**Tunnels** are a simple to use, all in one feature, which operates over your regular Internet to connect two AREDN® nodes. There is a bit of configuration information to exchange, but it is all fairly easy to set up. Tunnels *only work* over your **WAN** connection, you use the IP address given by the server, and there is very little else to configure.

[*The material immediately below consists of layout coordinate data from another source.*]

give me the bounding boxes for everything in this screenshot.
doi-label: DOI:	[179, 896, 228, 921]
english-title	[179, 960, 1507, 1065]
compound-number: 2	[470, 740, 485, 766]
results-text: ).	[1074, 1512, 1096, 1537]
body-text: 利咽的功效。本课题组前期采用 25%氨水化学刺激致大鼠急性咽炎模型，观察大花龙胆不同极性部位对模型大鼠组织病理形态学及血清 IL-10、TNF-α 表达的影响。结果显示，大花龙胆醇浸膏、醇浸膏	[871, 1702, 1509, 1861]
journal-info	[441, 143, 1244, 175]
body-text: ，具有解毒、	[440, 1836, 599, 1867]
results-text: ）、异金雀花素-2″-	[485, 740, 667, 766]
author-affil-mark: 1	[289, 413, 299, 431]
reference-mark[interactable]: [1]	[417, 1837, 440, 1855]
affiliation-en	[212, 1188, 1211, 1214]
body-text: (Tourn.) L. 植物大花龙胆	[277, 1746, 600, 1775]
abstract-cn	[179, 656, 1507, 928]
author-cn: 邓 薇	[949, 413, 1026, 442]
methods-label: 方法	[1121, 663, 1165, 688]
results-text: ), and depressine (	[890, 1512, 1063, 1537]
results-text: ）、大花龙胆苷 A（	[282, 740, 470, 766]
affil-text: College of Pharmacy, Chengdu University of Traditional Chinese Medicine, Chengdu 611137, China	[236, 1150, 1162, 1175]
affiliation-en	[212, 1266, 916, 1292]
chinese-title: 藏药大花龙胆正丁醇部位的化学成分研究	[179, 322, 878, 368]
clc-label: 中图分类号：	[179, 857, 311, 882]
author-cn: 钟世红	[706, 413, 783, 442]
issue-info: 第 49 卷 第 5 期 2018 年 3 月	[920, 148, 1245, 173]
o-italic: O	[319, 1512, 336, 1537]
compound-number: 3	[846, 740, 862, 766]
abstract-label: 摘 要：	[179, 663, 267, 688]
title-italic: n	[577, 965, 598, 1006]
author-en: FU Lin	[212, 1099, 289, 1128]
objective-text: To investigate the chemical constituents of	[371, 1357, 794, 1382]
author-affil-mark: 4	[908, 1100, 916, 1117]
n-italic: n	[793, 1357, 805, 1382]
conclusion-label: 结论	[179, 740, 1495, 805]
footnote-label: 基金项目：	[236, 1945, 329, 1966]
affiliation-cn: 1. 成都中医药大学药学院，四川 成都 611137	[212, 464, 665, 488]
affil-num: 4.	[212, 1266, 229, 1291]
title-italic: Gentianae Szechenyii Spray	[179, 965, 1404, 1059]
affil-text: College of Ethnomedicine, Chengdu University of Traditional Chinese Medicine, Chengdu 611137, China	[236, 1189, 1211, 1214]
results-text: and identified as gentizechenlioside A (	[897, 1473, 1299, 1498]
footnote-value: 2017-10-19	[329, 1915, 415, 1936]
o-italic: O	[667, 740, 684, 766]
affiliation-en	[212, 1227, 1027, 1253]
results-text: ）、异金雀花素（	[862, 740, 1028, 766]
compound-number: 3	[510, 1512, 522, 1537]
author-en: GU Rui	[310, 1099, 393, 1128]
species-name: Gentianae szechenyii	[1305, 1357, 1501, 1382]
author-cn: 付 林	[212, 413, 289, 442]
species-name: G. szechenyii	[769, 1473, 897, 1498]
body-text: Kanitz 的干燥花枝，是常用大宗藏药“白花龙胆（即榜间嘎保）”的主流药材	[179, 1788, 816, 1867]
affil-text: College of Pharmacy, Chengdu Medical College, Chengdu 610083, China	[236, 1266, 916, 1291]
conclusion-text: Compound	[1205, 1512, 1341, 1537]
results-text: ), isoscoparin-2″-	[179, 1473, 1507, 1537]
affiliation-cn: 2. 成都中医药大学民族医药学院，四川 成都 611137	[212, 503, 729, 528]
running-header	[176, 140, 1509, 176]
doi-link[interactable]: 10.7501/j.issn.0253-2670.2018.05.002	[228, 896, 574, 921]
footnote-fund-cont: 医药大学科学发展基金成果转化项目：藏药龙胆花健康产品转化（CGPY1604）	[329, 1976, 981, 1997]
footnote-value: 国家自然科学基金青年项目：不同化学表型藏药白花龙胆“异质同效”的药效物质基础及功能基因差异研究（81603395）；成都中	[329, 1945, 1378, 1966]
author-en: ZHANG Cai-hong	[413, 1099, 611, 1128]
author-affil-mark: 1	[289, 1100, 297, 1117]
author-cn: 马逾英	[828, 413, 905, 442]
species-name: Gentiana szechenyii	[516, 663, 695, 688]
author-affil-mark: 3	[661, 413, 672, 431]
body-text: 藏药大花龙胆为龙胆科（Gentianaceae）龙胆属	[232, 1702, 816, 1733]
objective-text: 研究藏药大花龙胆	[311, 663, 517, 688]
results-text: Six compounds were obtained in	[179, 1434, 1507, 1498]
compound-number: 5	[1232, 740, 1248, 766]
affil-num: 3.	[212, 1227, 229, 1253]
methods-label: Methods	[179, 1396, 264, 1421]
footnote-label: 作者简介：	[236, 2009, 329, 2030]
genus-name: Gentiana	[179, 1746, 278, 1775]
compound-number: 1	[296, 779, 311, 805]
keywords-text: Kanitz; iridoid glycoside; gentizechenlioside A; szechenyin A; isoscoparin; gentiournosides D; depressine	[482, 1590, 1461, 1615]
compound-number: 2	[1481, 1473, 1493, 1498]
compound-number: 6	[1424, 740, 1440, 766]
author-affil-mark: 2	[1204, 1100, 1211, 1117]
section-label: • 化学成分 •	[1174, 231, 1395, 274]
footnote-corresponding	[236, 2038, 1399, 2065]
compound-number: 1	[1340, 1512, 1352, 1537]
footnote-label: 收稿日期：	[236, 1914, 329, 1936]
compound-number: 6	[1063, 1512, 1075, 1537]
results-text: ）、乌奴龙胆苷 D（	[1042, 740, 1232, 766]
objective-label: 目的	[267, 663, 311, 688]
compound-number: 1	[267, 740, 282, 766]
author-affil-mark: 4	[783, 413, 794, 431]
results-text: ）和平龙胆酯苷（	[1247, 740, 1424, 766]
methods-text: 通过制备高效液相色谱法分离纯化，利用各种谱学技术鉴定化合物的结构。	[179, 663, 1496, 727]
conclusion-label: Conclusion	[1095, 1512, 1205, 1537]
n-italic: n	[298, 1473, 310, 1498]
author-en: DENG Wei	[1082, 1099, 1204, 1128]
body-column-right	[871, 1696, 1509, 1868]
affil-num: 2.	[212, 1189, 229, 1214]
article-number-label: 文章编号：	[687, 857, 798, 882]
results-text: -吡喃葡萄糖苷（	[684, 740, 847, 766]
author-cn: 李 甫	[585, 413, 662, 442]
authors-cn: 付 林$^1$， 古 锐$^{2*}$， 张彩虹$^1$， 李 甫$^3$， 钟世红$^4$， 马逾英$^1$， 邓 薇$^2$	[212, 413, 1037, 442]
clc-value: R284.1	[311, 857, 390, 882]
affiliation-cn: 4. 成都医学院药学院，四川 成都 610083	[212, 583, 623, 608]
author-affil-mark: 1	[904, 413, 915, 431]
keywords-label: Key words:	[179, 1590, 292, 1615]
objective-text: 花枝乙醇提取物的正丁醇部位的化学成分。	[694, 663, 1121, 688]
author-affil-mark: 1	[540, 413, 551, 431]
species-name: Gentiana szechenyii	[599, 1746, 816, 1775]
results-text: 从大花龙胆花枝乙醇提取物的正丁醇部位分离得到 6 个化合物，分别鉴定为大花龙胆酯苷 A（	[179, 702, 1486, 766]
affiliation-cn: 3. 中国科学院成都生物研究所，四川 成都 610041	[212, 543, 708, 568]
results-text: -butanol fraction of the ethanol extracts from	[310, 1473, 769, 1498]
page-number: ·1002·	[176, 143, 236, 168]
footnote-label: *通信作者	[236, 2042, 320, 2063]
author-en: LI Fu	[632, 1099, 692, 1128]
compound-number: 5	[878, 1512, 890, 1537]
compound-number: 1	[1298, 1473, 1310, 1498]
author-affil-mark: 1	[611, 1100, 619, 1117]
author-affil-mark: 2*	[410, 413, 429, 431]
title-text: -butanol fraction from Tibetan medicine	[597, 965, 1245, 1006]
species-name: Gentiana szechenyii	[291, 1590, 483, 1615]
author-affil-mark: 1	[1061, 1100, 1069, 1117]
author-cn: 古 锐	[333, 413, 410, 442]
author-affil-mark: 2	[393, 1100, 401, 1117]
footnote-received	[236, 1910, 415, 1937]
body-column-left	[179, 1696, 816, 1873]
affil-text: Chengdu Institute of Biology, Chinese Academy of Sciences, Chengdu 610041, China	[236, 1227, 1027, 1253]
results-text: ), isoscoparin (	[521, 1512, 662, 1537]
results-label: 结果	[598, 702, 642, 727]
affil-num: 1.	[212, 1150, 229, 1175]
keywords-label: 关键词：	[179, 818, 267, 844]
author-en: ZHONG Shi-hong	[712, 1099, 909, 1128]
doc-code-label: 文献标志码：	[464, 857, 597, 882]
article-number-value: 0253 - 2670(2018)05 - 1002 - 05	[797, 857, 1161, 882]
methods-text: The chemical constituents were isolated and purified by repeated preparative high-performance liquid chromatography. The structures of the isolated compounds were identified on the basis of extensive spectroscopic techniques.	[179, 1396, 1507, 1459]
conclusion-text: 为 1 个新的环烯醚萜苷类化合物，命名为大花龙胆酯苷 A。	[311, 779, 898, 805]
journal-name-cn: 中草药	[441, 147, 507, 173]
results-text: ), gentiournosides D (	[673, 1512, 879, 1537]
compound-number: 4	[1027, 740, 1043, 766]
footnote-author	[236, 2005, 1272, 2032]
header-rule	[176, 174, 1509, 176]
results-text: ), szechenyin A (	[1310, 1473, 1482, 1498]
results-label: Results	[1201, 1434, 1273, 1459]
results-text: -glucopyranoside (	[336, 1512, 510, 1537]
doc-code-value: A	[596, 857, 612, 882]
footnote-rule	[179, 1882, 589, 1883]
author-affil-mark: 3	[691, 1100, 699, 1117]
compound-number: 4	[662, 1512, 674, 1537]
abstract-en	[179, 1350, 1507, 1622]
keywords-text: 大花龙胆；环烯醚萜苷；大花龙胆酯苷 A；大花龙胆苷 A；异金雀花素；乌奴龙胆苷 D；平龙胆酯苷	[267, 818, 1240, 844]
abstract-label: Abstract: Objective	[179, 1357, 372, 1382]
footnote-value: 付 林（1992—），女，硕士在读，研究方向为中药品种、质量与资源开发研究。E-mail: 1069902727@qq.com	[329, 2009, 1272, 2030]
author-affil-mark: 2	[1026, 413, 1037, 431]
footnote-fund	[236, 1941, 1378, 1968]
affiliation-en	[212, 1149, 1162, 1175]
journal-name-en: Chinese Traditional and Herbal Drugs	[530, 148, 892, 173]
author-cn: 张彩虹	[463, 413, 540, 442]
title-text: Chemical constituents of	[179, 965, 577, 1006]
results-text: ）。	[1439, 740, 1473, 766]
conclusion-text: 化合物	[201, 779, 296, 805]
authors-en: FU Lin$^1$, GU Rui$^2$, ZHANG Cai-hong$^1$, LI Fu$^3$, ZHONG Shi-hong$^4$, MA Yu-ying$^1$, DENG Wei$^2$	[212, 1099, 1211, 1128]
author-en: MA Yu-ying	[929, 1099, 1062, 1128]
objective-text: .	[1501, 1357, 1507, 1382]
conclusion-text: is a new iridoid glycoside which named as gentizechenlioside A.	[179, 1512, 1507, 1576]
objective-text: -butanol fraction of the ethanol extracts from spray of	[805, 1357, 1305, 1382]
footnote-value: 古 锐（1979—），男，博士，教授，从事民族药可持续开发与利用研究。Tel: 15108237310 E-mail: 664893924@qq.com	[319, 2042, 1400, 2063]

**Xlinks**, on the other hand, are much more basic and flexible. The configuration lets you choose IP addresses yourself, as well as setting a VLAN and *port* on which xlink traffic leaves the device. The IP addresses let the system route the data (OLSR works at layer 3 so every interface needs an IP address), but unlike the tunnel you can set these addresses any way you desire. You choose any unused VLAN number yourself, and the *port* determines how you want the data to be physically sent into or out of the node. How the data is moved to the peer device is not defined in any way, and deliberately so. Maybe you want to connect that *port* directly to a non-AREDN® PtP radio. Maybe you feed it into a switch then use some other tunneling technology to get it where it needs to go. Maybe it is just a bit of Ethernet cable. It is entirely up to you. Personally, I use tunnels to connect nodes over the Internet, but I use xlinks to connect nodes over Point-to-Point radios which are not running AREDN® firmware.
You can use either a *Mikrotik hAP ac2* or *ac3* as the AREDN® device on each end of the xlink. Navigate to the **Ethernet Ports & Xlinks** page of the node on one side of the link. To add an xlink click the *plus* icon, enter an unused VLAN number for the link, an IP address for the near-side device, an IP address for the far-side device, a weighting factor, the available port to which the near-side device is connected on your node, and the `CIDR <https://en.wikipedia.org/wiki/Classless_Inter-Domain_Routing>`_ netmask. The *Weight* will be used by `OLSR <https://en.wikipedia.org/wiki/Optimized_Link_State_Routing_Protocol>`_ to determine the best route for AREDN® traffic.
In this example VLAN ``20`` is not in use anywhere else on the network. We assigned an *IP Address* of ``172.16.1.1`` for the near-side node, and we assigned ``172.16.1.2`` as the *Peer Address* for the node on the other side of the link. The xlink knows nothing about the details or configuration of the intermediate transport devices. The *Weight* is set to ``1`` which is the same weight as would be used by a tunnel connection, but this can be increased if you want the cross-link to be chosen at a lower priority for routing traffic on the mesh. *Port*``lan3`` was chosen because it is an open port on this node. After entering these values, click ``Done`` and ``Commit`` your changes. Now you can cable your near-side transport device to port 3 on your AREDN® node.
Next, open the **Ethernet Ports & Xlinks** page on the node for the other side of the link. Set the *IP Address* for that node to ``172.16.1.2`` and the *Peer Address* to ``172.16.1.1``. The *Weight* is set to ``1`` and the *Port* is set to ``lan4`` because that is an open port on this node. After entering these values, click ``Done`` and ``Commit`` your changes. Now you can cable your far-side transport device to port 4 on that AREDN® node.
How data is moved between the peer devices is not restricted or defined. There are many types of intermediate transport products that can be used to establish an AREDN® xlink. Refer to your manufacturer's documentation for the best way to ensure that network packets can be successfully transferred between the two endpoint devices. The easiest way to accomplish this is to bridge the traffic directly between the peer devices.